Enterprise Architecture Summary

User Request


API Gateway (rate limiting, auth, DLP output scan)


TenantRAGClient (enforces tenant_id + role filters)

    ├── Exact Cache (Redis) ─── hit → return
    ├── Semantic Cache (Qdrant cache collection) ─── hit → return


Parallel Retrieval
    ├── Dense (Qdrant, filtered HNSW)
    └── Sparse (BM25 index)


Reranker (MiniLM local or Cohere API)


LLM Generation (Groq cloud or Ollama on-prem)


DLP Output Scanner (PII check before returning)
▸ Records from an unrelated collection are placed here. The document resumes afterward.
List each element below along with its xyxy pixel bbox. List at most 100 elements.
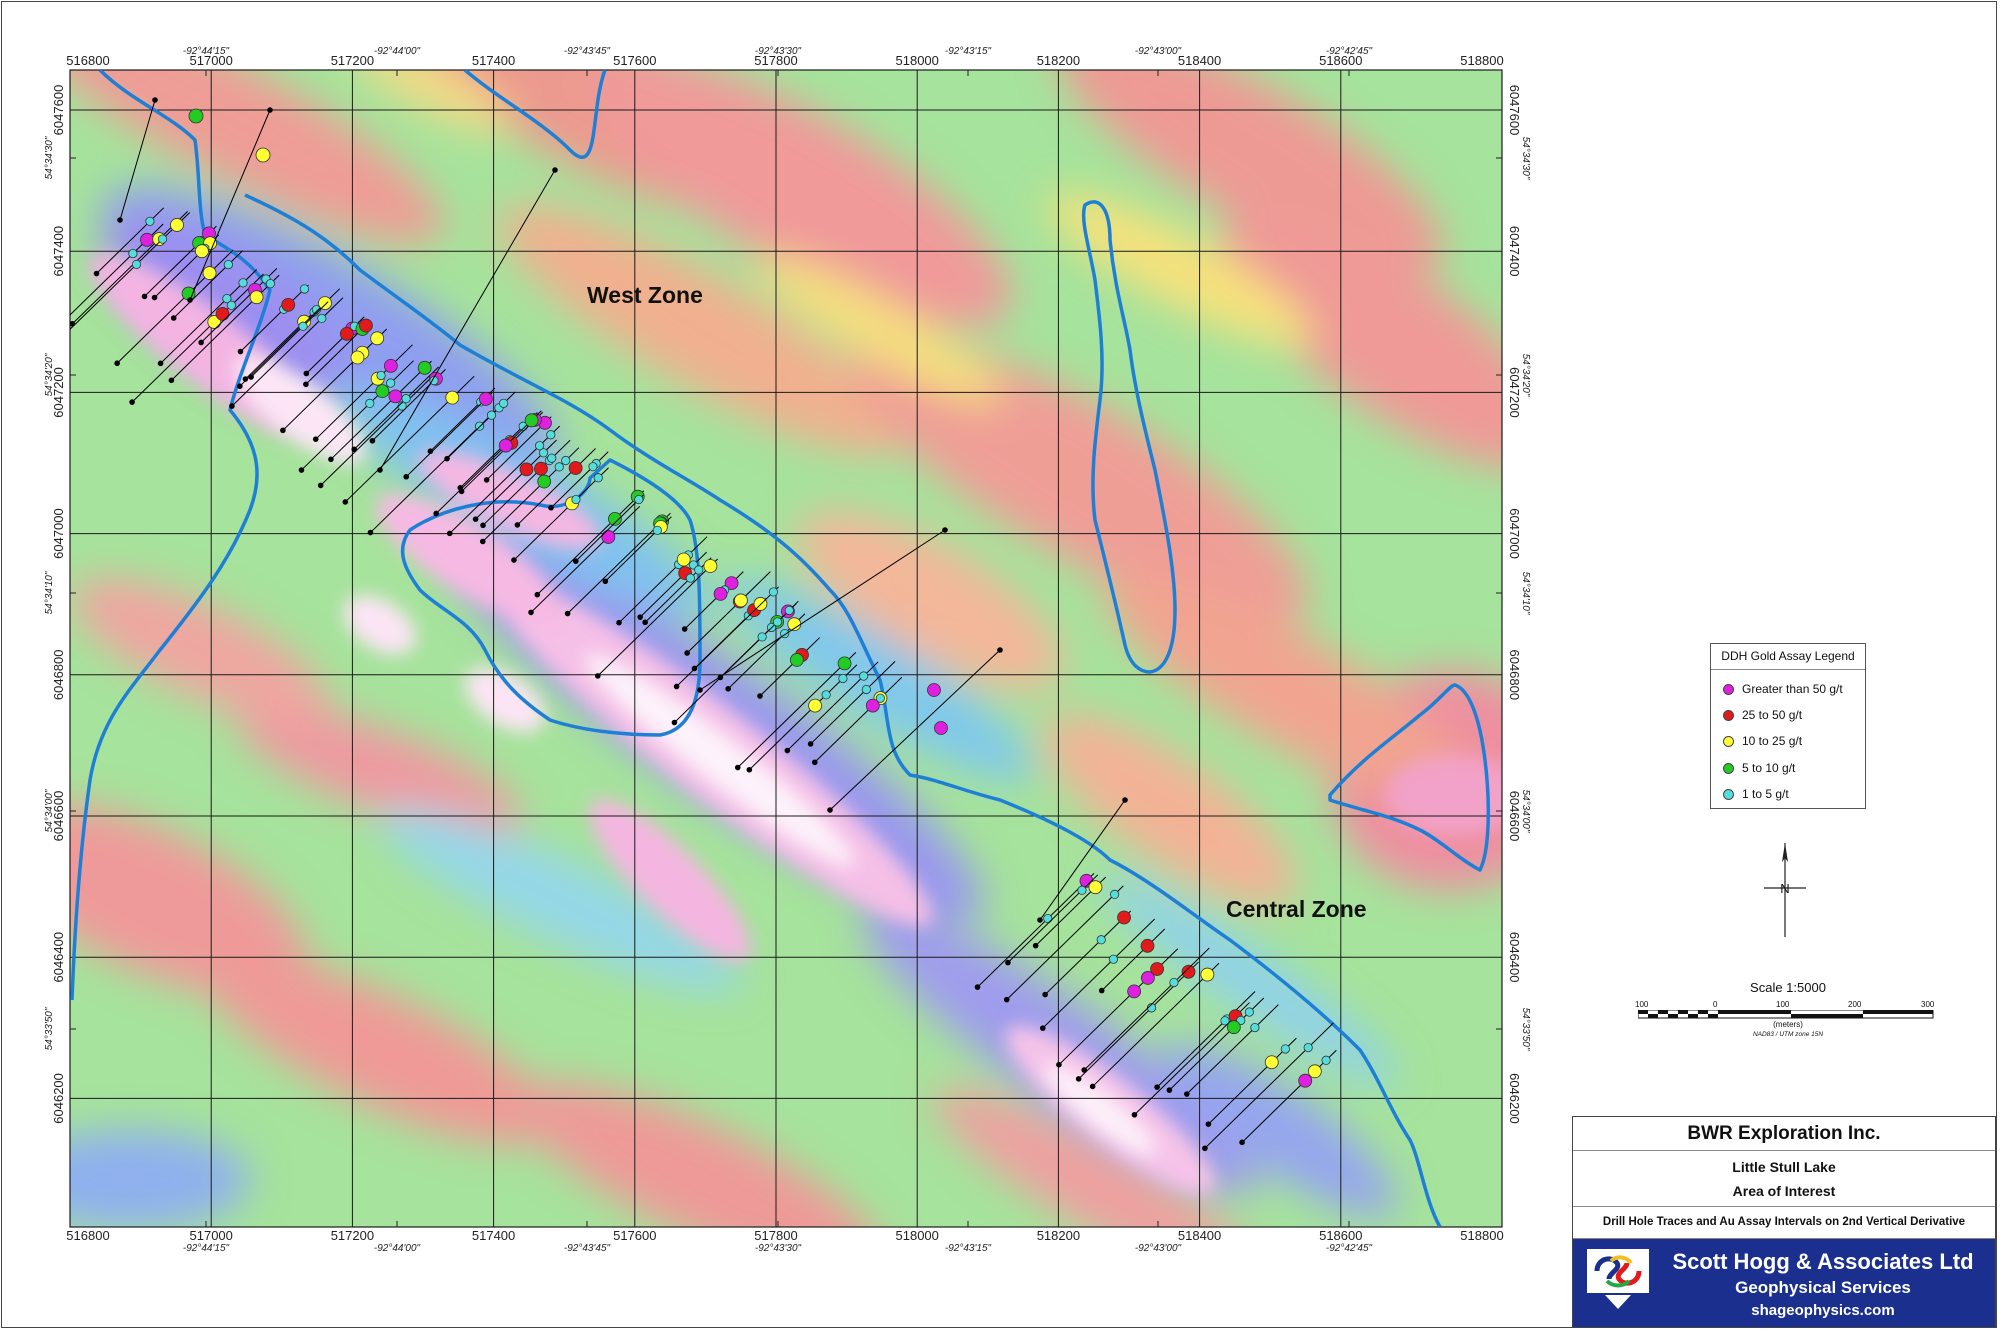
longitude-label-bottom: -92°43'30"	[755, 1243, 802, 1254]
project-title: Little Stull Lake Area of Interest	[1573, 1150, 1995, 1207]
drill-trace	[829, 649, 1001, 811]
drill-collar	[528, 609, 534, 616]
assay-interval-dot	[927, 683, 941, 697]
easting-label-top: 517800	[754, 53, 797, 68]
assay-interval-dot	[445, 390, 460, 405]
drill-collar	[1184, 1091, 1190, 1097]
drill-collar	[280, 427, 286, 434]
northing-label-right: 6046400	[1507, 932, 1522, 983]
assay-interval-dot	[255, 147, 271, 163]
drill-collar	[151, 294, 158, 301]
assay-interval-dot	[724, 576, 739, 591]
drill-collar	[684, 650, 690, 656]
assay-interval-dot	[685, 573, 696, 583]
assay-interval-dot	[1150, 962, 1164, 976]
assay-interval-dot	[1096, 935, 1106, 945]
drill-hole-traces	[49, 97, 1337, 1152]
firm-website: shageophysics.com	[1751, 1302, 1895, 1319]
coordinate-labels: 516800 516800 517000 517000 517200 517200 5174…	[44, 46, 1531, 1254]
assay-interval-dot	[861, 684, 871, 695]
easting-label-top: 517400	[472, 53, 515, 68]
drill-collar	[472, 516, 479, 522]
longitude-label-top: -92°43'30"	[755, 46, 802, 57]
drill-collar	[757, 693, 763, 699]
drill-collar	[637, 614, 643, 620]
drill-collar	[1003, 996, 1010, 1003]
assay-interval-dot	[1140, 971, 1155, 985]
drill-collar	[152, 97, 158, 103]
drill-trace	[119, 99, 156, 221]
easting-label-bottom: 518000	[896, 1228, 939, 1243]
drill-collar	[671, 719, 678, 726]
assay-interval-dot	[265, 279, 276, 289]
easting-label-bottom: 517000	[190, 1228, 233, 1243]
easting-label-bottom: 516800	[66, 1228, 109, 1243]
assay-interval-dot	[519, 462, 534, 477]
latitude-label-right: 54°33'50"	[1520, 1008, 1531, 1051]
easting-label-top: 517600	[613, 53, 656, 68]
drill-trace	[1208, 1037, 1297, 1125]
assay-interval-dot	[634, 494, 644, 505]
easting-label-top: 518800	[1460, 53, 1503, 68]
scale-bar: Scale 1:5000 100 0 100 200 300 (meters) …	[1628, 977, 1948, 1047]
assay-interval-dot	[1127, 984, 1142, 999]
drill-trace	[189, 109, 271, 301]
drill-collar	[369, 437, 376, 444]
assay-interval-dot	[145, 216, 155, 226]
easting-label-top: 518400	[1178, 53, 1221, 68]
drill-trace	[749, 664, 858, 771]
drill-collar	[1166, 1087, 1173, 1093]
assay-interval-dot	[652, 525, 663, 535]
longitude-label-bottom: -92°43'00"	[1135, 1243, 1182, 1254]
drill-collar	[312, 436, 319, 442]
drill-trace	[482, 439, 571, 526]
assay-interval-dot	[1303, 1042, 1313, 1053]
assay-interval-dot	[865, 698, 880, 713]
scale-number: 200	[1848, 1000, 1862, 1009]
assay-interval-dot	[568, 461, 583, 475]
assay-interval-dot	[1264, 1055, 1279, 1070]
drill-collar	[1075, 1076, 1082, 1082]
drill-trace	[435, 410, 542, 514]
assay-interval-dot	[386, 378, 396, 388]
northing-label-right: 6047200	[1507, 367, 1522, 418]
drill-collar	[446, 530, 453, 537]
assay-interval-dot	[1169, 977, 1179, 988]
drill-collar	[1202, 1145, 1208, 1152]
drill-collar	[93, 270, 100, 277]
drill-collar	[427, 448, 434, 454]
northing-label-left: 6047000	[51, 508, 66, 559]
easting-label-top: 518200	[1037, 53, 1080, 68]
assay-interval-dot	[821, 690, 831, 700]
assay-interval-dot	[128, 248, 138, 259]
assay-interval-dot	[518, 421, 528, 431]
drill-trace	[240, 284, 309, 352]
latitude-label-left: 54°33'50"	[44, 1007, 55, 1050]
assay-interval-dot	[375, 384, 390, 399]
assay-interval-dot	[676, 552, 691, 567]
longitude-label-bottom: -92°42'45"	[1326, 1243, 1373, 1254]
drill-collar	[458, 488, 465, 495]
firm-banner: Scott Hogg & Associates Ltd Geophysical …	[1573, 1239, 1995, 1327]
drill-collar	[242, 376, 249, 382]
easting-label-bottom: 518400	[1178, 1228, 1221, 1243]
drill-trace	[759, 637, 821, 697]
assay-interval-dot	[350, 350, 365, 365]
drill-collar	[602, 578, 609, 585]
legend-item-25-50: 25 to 50 g/t	[1723, 706, 1802, 724]
legend-item-5-10: 5 to 10 g/t	[1723, 759, 1795, 777]
northing-label-right: 6046200	[1507, 1073, 1522, 1124]
drill-trace	[1186, 1004, 1279, 1095]
drill-collar	[367, 529, 374, 536]
drill-trace	[315, 344, 413, 440]
drill-collar	[49, 345, 55, 351]
easting-label-bottom: 518200	[1037, 1228, 1080, 1243]
assay-interval-dot	[734, 593, 748, 608]
drill-collar	[734, 764, 741, 771]
drill-trace	[530, 506, 641, 613]
assay-interval-dot	[401, 394, 411, 404]
drill-collar	[673, 683, 680, 690]
drill-collar	[351, 446, 358, 453]
drill-trace	[1134, 1002, 1250, 1116]
scale-number: 100	[1776, 1000, 1790, 1009]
AuditLogger.log_query() [immutable]


Response to User

Key Takeaways

  • Per-tenant collections provide strong isolation but scale poorly; metadata-filtered single collections are cost-effective but require a TenantClient wrapper that makes missing filters architecturally impossible.
  • Document-level access control via allowed_roles payloads is the RAG equivalent of row-level security — enforce it at the retrieval layer, not the application layer.
  • Scan every document for PII before indexing using both regex (SSN, credit card, email) and spaCy NER (person names); redact or flag and block indexing until reviewed.
  • Immutable audit logs (INSERT-only, UPDATE trigger) satisfy compliance requirements in finance, healthcare, and legal; log user_id, query, retrieved chunk IDs, and answer hash.
  • On-premise air-gapped deployment is fully viable: BGE-large + Qdrant + Ollama + Redis with no external API calls.
  • Incremental reindexing with SHA-256 content fingerprints avoids full rebuilds; only changed documents are rechunked and re-embedded.
  • SharePoint connectors use the Microsoft Graph delta endpoint to poll for changes since the last run, minimising API calls.
  • Enterprise SLA targets: 99.9% uptime (~8.7 hours downtime per year), faithfulness >0.80, and p99 retrieval latency <500 ms.